Mapa do pénis


Oh Senhor Doutor, eu sempre sonhei conhecer ao vivo, cara a cara, aquele escritor, pela fascinação que as suas palavras me causam e quando me disseram que tinha de o ir entrevistar, agarrei a oportunidade com unhas e dentes e com tudo o que tinha.

Claro que levei o gravador, papel e caneta, Senhor Doutor, que tropa é tropa, conhaque é conhaque. Mas também calcei umas dim-up pretas com rendinhas na liga. E vesti um sutiã preto com florinhas rosa pálido, muito anos vinte e as cuequinhas do conjunto, a bem dizer, mais um fio dental que outra coisa.

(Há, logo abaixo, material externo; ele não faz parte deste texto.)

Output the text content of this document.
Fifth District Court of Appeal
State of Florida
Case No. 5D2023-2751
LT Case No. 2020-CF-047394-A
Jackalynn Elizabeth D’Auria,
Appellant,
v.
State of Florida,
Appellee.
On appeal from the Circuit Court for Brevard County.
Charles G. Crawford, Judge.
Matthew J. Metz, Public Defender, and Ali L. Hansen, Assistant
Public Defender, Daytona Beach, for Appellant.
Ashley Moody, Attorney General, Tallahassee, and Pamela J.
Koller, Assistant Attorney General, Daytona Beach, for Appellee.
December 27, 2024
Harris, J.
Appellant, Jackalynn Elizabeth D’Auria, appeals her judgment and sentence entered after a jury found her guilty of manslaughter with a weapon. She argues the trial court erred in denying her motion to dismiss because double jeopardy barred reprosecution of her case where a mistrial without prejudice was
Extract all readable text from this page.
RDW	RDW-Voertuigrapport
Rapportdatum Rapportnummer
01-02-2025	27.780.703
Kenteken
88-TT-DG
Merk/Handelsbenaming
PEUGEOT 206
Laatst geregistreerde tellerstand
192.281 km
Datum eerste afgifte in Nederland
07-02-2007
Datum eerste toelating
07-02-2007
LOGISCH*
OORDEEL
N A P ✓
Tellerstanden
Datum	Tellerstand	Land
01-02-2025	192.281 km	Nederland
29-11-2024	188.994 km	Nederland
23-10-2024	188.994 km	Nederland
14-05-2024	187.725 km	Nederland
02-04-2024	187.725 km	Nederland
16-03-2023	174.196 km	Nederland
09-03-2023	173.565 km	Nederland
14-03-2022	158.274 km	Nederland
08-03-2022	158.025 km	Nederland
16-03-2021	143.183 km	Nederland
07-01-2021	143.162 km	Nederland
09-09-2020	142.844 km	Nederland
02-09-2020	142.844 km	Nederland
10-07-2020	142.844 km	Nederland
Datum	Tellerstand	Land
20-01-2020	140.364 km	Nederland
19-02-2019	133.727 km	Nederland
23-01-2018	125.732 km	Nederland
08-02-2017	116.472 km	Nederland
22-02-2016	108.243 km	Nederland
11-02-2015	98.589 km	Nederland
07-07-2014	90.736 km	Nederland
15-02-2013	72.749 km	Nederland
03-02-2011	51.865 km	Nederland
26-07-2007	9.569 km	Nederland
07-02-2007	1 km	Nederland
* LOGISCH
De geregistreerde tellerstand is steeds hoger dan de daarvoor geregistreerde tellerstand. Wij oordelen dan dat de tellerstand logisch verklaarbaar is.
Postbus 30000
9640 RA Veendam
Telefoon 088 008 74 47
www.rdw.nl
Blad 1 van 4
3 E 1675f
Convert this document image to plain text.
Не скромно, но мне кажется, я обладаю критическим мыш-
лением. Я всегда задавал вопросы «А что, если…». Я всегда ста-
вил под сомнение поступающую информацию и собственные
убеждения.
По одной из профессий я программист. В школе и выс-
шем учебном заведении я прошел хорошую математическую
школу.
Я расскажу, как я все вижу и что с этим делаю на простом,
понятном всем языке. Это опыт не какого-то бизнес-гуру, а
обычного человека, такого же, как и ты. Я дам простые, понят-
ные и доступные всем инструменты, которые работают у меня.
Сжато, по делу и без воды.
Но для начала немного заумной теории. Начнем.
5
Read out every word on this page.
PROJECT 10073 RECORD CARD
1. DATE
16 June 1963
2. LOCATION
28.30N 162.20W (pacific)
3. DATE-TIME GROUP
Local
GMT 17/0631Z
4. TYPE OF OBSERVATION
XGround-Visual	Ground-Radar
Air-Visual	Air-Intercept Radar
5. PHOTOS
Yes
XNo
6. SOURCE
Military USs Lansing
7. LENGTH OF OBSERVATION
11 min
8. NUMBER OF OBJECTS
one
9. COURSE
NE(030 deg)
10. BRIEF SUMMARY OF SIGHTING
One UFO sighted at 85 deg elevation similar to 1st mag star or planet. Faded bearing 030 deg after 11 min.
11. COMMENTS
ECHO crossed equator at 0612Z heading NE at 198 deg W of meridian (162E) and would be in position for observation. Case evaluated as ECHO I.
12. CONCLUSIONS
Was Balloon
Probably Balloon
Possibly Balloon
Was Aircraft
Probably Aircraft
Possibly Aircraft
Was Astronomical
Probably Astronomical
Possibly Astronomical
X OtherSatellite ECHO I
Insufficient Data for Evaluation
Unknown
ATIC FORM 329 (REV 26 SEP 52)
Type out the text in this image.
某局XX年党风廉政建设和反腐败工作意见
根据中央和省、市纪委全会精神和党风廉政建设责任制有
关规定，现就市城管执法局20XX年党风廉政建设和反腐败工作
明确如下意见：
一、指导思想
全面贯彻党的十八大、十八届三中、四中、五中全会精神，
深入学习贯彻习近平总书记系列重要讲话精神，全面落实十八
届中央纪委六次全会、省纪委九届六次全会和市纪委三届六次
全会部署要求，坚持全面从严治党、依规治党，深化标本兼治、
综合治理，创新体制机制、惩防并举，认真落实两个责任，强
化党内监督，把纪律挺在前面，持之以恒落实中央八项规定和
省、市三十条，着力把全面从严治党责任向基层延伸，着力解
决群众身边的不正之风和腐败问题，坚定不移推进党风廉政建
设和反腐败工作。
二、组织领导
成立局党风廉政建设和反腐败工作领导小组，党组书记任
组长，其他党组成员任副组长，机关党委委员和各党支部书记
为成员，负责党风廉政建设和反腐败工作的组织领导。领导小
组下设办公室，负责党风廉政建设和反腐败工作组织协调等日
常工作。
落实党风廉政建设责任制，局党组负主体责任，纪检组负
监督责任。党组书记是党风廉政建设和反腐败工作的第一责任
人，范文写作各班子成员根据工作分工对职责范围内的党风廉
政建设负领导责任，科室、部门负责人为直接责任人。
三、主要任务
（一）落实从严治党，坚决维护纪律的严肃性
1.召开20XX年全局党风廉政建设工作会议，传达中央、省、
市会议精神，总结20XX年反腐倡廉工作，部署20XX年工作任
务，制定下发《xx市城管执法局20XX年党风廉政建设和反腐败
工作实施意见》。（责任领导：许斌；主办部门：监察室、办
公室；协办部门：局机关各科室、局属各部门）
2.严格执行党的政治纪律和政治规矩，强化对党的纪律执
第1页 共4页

Porque, Senhor Doutor, quando terminei a entrevista, ajeitei a franja na testa e cheguei-me mais ao laureado mestre das palavras escritas para lhe agradecer. Pousei uma mão nos seus cabelos macios, sem desviar os meus olhos negros dos seus e sentei-me ao seu colo, abanando no ar os sapatos pretos de camurça e presilha no peito do pé. De um gesto tirei fora o vestido colante que levava e encostei-me ao seu ombro, cheirei-lhe o pescoço e perante o sorriso cortês dele, comecei a desabotoar, lentamente, cada um dos botões da sua camisa. Ele ajeitou-me melhor nas suas pernas, lendo com as palmas das mãos todo o contorno das minhas nádegas. Puxei a fivela e retirei-lhe o cinto preto enquanto ele fazia saltar os meus seios para as suas mãos, debicando-os como uma mão cheia de cerejas. Escorreguei devagar do seu colo, para lhe baixar as calças de pinças e descobrir a sua caneta de tinta permanente.
E avistei também , Senhor Doutor, que apesar da idade, o escritor tinha um rabinho de terra firme , todo rijinho. Só me faltava saborear a famosa «Mont Blanc». Lambi o aparo a toda a volta, percorri a caneta toda, de alto a baixo e espalmei a língua em ambas as cargas responsáveis por erupções. Voltei inversamente pelo mesmo caminho, para abocanhar ritmadamente todo o músculo, enquanto os meus dedos se passeavam para trás e para a frente junto à sua próstata. E fui repetindo toda a degustação de boca, língua e mãos até o ouvir pronunciar as palavras mágicas que me arregalaram os olhos de satisfação e me prenderam os lábios da boca como um alfinete de peito.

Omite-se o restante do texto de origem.